Extended Data Fig. 1: Related to Fig. 2.
From: Prediction of neural activity in connectome-constrained recurrent networks

A Teacher as in Fig. 2. The students are trained on a varying number of recorded neurons M. B Average error in the recorded and unrecorded activity between teacher and students. C Left: Error in the network activity for a given student network in a given trial, when M = 20 neurons are recorded. Right: Error in the task-related readout signal. While the recorded neurons have low error, the unrecorded neurons in the student display large deviations. D Analogous to C, when more neurons are recorded, M = 60. In this case, the activity of unrecorded neurons and the readout are well predicted. E Teacher network from panel A receives a strong external two-dimensional time-varying input, fed to a subset of 100 excitatory neurons. Middle: The dimensionality of the activity, measured by the participation ratio, increases with the input. F Error in unrecorded neuronal activity after training student networks to match the input-driven teacher (color dots), compared to the non-driven teacher (grey dots). Fewer recorded neurons are required to predict activity of unrecorded neurons in this example input-driven network. G Input-driven teacher network with different levels of connectivity sparsity and gain heterogeneity. Teachers have E-I random connectivity, and are initialized at the fixed point. A positive input of unit strength is delivered to 5 excitatory neurons. Recorded neurons correspond to excitatory neurons, while unrecorded neurons can be both excitatory or inhibitory.

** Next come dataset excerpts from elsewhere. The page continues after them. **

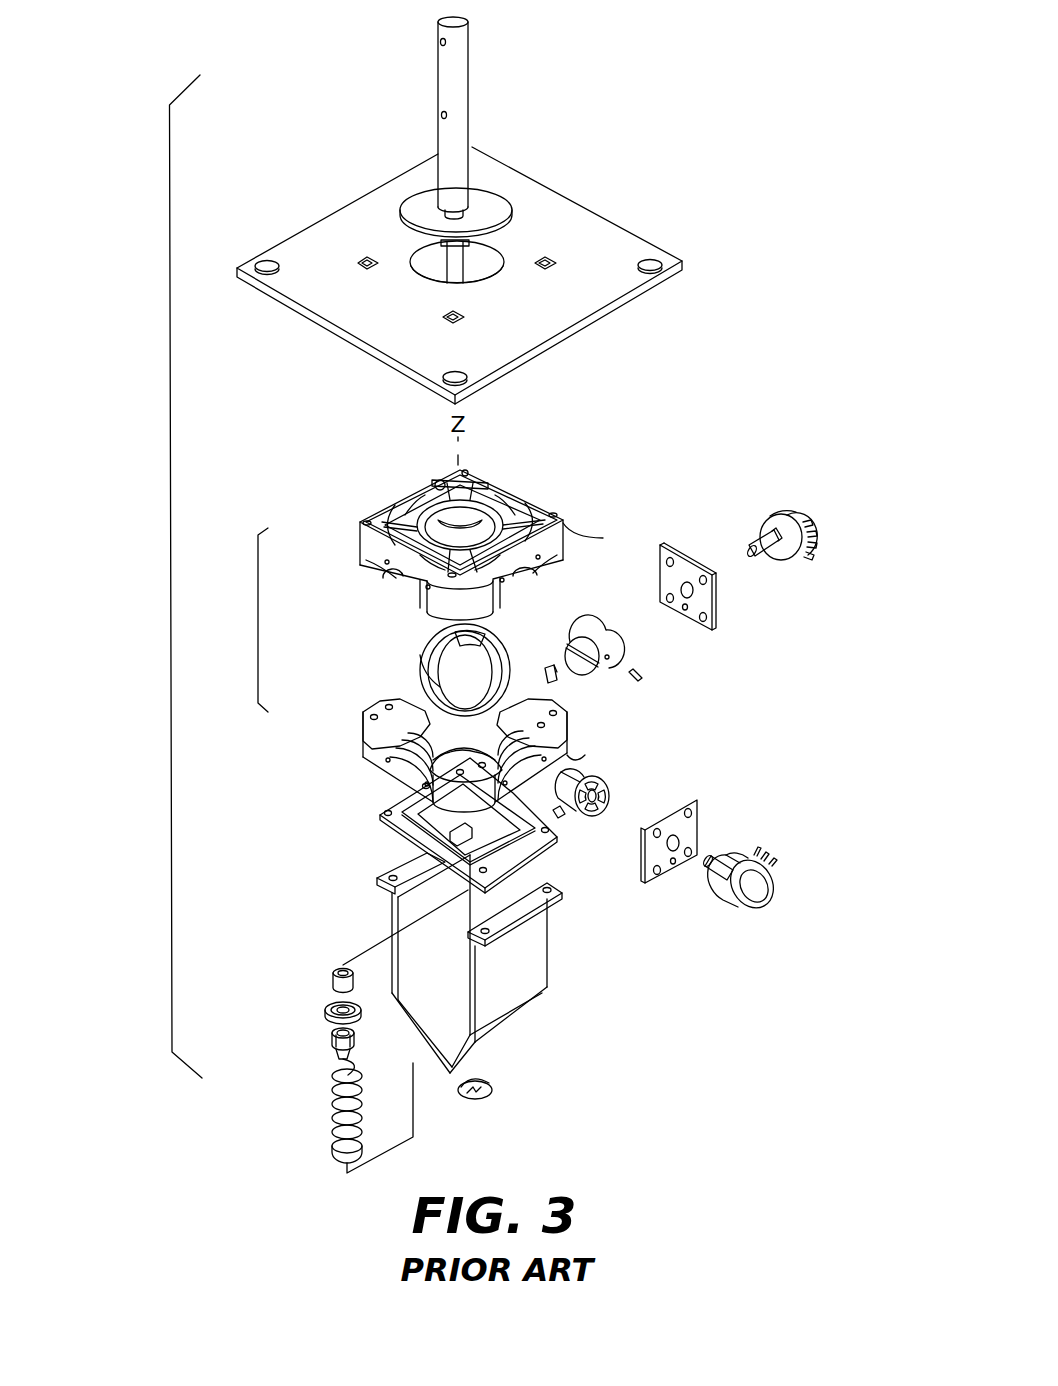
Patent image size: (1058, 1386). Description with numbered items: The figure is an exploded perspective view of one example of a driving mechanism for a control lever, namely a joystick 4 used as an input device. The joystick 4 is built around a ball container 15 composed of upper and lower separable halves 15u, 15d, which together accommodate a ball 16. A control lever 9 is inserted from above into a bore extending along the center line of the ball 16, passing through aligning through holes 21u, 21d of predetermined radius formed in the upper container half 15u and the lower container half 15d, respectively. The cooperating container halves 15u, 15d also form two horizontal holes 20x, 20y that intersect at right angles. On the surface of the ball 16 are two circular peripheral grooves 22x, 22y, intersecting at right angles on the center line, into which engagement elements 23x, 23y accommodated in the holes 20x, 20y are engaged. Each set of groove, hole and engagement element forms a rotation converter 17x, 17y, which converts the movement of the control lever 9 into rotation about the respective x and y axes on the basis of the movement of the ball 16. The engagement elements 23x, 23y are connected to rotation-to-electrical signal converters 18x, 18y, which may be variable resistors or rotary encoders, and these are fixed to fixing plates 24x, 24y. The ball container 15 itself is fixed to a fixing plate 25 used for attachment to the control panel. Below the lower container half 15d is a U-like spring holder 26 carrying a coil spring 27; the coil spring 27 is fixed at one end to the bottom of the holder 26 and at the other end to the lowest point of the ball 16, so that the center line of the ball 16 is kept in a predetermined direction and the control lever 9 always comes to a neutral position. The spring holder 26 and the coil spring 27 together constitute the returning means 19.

The joystick 4 is at (645, 93).
The control lever 9 is at (469, 118).
The fixing plate 25 is at (628, 248).
The ball container 15 is at (243, 620).
The upper container half 15u is at (347, 540).
The lower container half 15d is at (395, 680).
The through hole 21u is at (478, 510).
The through hole 21d is at (380, 822).
The ball 16 is at (413, 673).
The rotation converter 17x is at (603, 538).
The rotation converter 17y is at (585, 755).
The rotation-to-electrical signal converter 18x is at (803, 512).
The rotation-to-electrical signal converter 18y is at (728, 907).
The returning means 19 is at (312, 1014).
The horizontal hole 20x is at (521, 678).
The horizontal hole 20y is at (502, 752).
The circular peripheral groove 22x is at (417, 648).
The circular peripheral groove 22y is at (487, 647).
The engagement element 23x is at (603, 668).
The engagement element 23y is at (612, 788).
The fixing plate 24x is at (717, 608).
The fixing plate 24y is at (663, 883).
The spring holder 26 is at (517, 1033).
The coil spring 27 is at (330, 1090).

Teacher networks are generated with different fractions f of non-zero weights, and different ranges for the uniformly distributed gains. Both gains and biases are trained in the students. H Error in unrecorded activity after training vs number of recorded neurons, for different level of sparsity f and gain distributions. While the overall magnitude of the error changes for different gain strengths, the decay of the error as a function of M does not change.